The Fifth Avenue School Lofts project is an exciting renovation of
a classic Pittsburgh school as high end loft apartments. From its
construction at the turn of the century and for decades after, the
school building served the children of Pittsburgh families. Today,
after two years of renovation, the rejuvenated structure is the best
in luxury loft living.
School History (1894-1976)
Architect Edward Stotz designed the building in a late Gothic style
with many European design elements. Construction,
reported to cost $400,000 (Forty million in today’s dollars), was
completed in 1894. The building opened as the state's first fireproof
school on one of Pittsburgh's premier thoroughfares.
The 100,000 square foot building contained offices for the district as
well as classrooms on four levels. With an emphasis on academic
excellence, Fifth Avenue High School in 1921 became home to the
founding chapter, the Alpha Chapter, of the National Honor Society.
For more than eighty years, the building served the educational
needs of diverse and ever-changing neighborhoods. Many prominent
citizens received their education in the building. In its last year of operation,
the school's varsity basketball team won the city and state
championships and was ranked #2 in the nation. The team, one of the
many to bring prestige to the school, was known as the Archers, a name
inspired by the school's gothic-style windows and portals.
Post-School Period (1976-2009)
For decades after it closed, efforts to redevelop the school moved
slowly. The building faced deterioration, but its robust original
construction and the inherent structural strength allowed it to survive.
Over the years the structure was recognized as a City of Pittsburgh
landmark and a Pittsburgh History and Landmarks Foundation
landmark and was listed on the National Register of Historic Places.
Lofts Construction Phase (2009-2012)
Several years ago the school's classic architectural style and structural
soundness attracted the attention of Impakt Development, a local company
experienced in rehabilitating buildings into distinctive urban housing.
Following a year of planning, rehabilitation began in early 2011.
“Renovation” work dating from the 1980s was removed to reveal much
of the unique spaces and dimensions of the original building.

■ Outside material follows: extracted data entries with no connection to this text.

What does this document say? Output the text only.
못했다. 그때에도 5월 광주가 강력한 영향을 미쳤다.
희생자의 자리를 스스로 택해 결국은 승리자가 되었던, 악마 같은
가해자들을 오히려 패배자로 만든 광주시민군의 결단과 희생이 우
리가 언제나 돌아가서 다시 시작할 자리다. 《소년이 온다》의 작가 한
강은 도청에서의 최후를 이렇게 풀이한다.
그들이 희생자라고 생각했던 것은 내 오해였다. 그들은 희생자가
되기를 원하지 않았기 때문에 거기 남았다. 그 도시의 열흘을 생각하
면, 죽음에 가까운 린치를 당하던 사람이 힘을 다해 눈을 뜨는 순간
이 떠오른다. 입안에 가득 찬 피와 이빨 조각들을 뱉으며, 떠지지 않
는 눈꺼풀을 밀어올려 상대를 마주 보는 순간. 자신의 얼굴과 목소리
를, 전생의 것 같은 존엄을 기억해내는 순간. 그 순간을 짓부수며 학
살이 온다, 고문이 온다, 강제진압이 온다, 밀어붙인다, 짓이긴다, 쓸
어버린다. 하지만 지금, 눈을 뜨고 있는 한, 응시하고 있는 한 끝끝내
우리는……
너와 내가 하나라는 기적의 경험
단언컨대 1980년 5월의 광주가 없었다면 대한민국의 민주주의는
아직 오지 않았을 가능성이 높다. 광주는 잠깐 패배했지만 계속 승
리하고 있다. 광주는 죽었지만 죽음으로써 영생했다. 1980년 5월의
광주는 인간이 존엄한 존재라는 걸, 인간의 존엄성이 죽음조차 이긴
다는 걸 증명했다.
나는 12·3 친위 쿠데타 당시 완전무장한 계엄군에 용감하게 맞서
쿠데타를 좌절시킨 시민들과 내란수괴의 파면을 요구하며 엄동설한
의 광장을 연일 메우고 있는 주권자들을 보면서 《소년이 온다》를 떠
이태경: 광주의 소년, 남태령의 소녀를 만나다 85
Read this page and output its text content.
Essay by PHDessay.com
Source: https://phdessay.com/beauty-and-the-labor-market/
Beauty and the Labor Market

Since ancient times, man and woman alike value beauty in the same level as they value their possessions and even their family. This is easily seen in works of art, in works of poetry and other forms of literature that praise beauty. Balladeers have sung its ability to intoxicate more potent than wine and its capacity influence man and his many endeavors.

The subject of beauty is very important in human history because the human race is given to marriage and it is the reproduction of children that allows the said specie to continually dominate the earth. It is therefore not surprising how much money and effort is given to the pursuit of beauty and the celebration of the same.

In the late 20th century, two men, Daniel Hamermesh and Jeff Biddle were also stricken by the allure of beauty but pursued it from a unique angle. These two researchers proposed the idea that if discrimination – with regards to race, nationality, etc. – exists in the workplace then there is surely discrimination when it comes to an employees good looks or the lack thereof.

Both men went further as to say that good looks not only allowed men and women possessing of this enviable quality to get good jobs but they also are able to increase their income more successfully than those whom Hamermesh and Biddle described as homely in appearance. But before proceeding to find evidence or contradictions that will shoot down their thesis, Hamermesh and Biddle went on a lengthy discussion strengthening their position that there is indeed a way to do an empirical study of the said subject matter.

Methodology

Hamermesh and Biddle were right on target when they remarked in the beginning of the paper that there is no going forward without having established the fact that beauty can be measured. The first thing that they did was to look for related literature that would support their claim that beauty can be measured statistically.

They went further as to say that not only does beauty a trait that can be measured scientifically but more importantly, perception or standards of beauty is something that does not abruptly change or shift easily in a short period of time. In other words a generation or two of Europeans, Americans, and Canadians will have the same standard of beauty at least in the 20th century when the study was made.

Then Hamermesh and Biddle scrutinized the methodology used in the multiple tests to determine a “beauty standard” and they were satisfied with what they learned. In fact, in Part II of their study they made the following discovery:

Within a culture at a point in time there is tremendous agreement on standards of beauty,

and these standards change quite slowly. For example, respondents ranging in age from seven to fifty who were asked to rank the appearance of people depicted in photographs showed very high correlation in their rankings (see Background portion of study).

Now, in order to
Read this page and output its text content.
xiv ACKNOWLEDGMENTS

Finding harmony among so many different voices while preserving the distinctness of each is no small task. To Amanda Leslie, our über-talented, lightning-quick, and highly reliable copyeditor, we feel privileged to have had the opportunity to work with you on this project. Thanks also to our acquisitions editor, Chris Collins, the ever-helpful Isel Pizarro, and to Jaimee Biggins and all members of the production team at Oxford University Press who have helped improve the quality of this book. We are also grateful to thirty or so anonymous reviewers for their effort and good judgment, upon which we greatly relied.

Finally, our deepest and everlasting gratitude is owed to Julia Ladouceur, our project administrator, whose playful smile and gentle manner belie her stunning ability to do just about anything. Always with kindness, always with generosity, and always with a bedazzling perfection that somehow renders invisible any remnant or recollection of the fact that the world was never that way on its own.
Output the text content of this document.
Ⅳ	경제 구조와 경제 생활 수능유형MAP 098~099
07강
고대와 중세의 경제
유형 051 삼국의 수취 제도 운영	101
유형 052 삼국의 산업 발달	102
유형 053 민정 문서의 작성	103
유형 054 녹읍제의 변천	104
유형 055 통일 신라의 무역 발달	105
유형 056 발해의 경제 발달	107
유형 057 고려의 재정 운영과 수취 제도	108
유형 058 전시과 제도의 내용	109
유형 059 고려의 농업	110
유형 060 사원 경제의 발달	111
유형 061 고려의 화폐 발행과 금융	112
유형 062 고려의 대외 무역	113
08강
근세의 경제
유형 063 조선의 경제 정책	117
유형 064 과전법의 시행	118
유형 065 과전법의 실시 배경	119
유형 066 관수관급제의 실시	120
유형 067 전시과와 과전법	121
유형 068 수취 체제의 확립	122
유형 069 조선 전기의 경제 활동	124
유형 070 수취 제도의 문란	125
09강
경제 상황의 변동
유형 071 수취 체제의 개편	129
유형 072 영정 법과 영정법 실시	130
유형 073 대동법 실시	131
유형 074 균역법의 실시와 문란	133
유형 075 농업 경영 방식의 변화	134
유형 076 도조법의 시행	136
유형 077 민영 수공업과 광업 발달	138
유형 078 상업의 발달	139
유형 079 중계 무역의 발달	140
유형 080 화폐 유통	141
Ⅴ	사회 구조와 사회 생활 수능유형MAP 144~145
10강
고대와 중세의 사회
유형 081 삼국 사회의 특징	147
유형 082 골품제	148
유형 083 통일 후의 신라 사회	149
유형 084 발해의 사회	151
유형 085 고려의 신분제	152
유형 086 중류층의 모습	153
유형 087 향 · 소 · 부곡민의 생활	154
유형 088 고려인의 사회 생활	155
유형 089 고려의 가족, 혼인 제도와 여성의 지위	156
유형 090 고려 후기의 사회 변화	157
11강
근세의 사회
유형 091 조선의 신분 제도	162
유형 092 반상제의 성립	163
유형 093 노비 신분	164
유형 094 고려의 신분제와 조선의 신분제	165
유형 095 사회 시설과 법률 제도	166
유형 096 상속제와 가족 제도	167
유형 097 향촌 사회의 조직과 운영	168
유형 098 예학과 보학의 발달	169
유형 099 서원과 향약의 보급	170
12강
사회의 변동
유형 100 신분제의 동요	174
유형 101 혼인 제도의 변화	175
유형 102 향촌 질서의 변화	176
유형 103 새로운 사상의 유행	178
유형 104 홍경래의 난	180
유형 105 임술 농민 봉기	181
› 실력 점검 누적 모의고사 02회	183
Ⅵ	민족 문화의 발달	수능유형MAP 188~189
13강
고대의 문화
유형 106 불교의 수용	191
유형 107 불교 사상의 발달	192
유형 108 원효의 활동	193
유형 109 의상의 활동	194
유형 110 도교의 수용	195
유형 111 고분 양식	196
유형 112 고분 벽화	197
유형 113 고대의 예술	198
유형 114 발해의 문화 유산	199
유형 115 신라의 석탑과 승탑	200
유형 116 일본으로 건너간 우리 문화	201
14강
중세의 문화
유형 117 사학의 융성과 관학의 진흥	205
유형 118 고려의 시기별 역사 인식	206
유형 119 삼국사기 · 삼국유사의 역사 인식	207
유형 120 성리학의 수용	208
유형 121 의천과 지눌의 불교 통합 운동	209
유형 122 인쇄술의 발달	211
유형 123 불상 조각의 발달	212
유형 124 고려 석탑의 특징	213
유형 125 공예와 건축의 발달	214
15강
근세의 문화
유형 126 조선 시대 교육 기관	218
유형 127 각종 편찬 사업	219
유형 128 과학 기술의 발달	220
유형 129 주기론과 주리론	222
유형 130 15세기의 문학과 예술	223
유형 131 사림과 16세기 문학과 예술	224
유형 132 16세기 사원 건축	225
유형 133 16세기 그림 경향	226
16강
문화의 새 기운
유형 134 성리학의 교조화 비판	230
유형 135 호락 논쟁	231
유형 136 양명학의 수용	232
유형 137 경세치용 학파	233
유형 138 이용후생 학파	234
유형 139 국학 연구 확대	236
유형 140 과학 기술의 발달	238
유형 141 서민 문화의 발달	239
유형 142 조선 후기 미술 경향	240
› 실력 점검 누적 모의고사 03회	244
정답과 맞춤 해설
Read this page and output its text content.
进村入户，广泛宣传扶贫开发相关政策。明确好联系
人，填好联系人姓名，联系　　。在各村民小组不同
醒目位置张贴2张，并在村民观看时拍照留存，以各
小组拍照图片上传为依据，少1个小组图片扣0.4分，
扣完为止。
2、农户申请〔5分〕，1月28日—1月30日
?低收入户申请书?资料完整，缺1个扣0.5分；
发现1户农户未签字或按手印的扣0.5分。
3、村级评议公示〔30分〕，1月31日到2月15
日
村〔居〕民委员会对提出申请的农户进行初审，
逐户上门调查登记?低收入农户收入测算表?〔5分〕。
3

The developers conceived loft spaces to fit within the original layout
of the building. Key aspects of the building have been preserved,
primarily in the open public spaces. The main corridors with their
17 foot widths have been preserved, along with the original floor
tile and wainscoting wherever possible. The monumental archways
and plaster ceilings on the first floor have also been preserved and
rebuilt using traditional plaster techniques. Exterior and interior
transom windows were preserved or reconstructed. New transom
sashes were manufactured as needed to match the originals inside
and outside. Wainscoting on the first floor was reconstructed to
match remaining materials, and historic hallway lighting was reintroduced.